Now let's understand what j is and k is compatible.

In fact, we have basically provided the analysis above. If we are laying (I, x) x here, it indicates row I, column x

1. If the value of row I and the value of j on the x bit is 0, then the value of j on the I-1 line is 1. Because it is impossible to place the first two vertical columns in the adjacent positions of the same column. If I, x + 1 is used for the next test, otherwise the system returns an incompatible result.

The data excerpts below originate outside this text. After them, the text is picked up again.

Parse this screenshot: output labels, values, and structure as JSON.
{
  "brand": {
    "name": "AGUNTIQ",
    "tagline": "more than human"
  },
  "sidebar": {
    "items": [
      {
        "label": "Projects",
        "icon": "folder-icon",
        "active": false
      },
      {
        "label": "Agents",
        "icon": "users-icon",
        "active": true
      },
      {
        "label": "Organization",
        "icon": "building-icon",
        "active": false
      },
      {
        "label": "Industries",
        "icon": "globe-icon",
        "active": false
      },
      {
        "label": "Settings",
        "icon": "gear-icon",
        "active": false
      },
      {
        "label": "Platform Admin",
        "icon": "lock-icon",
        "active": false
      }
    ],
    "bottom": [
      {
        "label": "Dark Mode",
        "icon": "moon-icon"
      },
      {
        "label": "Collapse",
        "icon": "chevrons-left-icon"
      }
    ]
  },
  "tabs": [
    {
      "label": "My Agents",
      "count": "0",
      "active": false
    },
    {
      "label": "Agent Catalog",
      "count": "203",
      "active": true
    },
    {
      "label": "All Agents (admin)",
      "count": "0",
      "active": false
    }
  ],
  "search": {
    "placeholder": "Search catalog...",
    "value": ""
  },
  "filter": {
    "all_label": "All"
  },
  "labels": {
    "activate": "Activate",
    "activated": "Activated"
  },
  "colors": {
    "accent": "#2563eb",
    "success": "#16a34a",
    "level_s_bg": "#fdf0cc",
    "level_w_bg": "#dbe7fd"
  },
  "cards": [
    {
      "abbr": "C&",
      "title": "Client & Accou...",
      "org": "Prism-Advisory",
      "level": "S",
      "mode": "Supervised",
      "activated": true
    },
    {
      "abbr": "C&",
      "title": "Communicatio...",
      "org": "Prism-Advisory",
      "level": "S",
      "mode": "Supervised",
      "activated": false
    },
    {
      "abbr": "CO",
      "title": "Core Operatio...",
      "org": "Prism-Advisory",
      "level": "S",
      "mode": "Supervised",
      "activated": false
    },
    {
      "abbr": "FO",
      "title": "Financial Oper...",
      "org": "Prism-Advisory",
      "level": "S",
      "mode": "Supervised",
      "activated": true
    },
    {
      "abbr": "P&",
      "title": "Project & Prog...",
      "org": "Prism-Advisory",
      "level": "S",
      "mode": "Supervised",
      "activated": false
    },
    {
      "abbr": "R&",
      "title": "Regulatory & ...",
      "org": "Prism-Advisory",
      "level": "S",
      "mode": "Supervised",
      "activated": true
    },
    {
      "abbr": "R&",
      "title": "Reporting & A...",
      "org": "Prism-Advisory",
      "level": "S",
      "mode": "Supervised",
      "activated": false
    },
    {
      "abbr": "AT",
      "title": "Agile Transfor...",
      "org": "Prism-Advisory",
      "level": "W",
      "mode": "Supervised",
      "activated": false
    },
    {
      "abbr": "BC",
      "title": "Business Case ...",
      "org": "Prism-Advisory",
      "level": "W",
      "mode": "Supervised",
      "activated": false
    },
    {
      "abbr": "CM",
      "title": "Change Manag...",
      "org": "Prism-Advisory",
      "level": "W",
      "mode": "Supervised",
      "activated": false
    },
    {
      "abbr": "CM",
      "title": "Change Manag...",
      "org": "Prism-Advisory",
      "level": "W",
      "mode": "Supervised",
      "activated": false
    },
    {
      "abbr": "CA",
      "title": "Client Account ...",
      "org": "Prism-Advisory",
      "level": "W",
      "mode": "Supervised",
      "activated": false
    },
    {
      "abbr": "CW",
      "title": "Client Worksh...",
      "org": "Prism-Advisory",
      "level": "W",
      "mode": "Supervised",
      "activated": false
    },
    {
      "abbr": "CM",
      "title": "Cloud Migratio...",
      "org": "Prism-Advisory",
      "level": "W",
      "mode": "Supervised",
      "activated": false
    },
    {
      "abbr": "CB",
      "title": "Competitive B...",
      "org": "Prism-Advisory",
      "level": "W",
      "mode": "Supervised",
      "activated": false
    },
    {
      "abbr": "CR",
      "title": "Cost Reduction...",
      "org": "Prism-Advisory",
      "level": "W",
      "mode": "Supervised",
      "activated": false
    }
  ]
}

2. If the value is in line I, the value of j at the position x is 1.

{

There are two possible cases:

1. (I-1, x) is 0, this time must be laid vertically, the next detection is (I, x + 1)

2. (I-1, x) is 1, if so, then (I, x) must be chosen to lay horizontally, then (I, x + 1) it must also be 1, and (I-1, x + 1) must be 1 (if it is 0, is the vertical spread), if not satisfied, return incompatible, test if conditions are met (I, x + 2)

}

For the compatibility of the first line, let's make a special analysis. In the first line, either put 0 or 1.

Add the bit x of DP (0, j) to the test, that is, row 0th and column x.

1. If x is 1, then x + 1 must be 1, and then test x + 2.

2. If x is 0, directly test the next x + 1

Note that, in a test loop, we sometimes have to move one digit, sometimes two digits, and two digits and x = M-1 (M columns) it indicates that it is no longer compatible.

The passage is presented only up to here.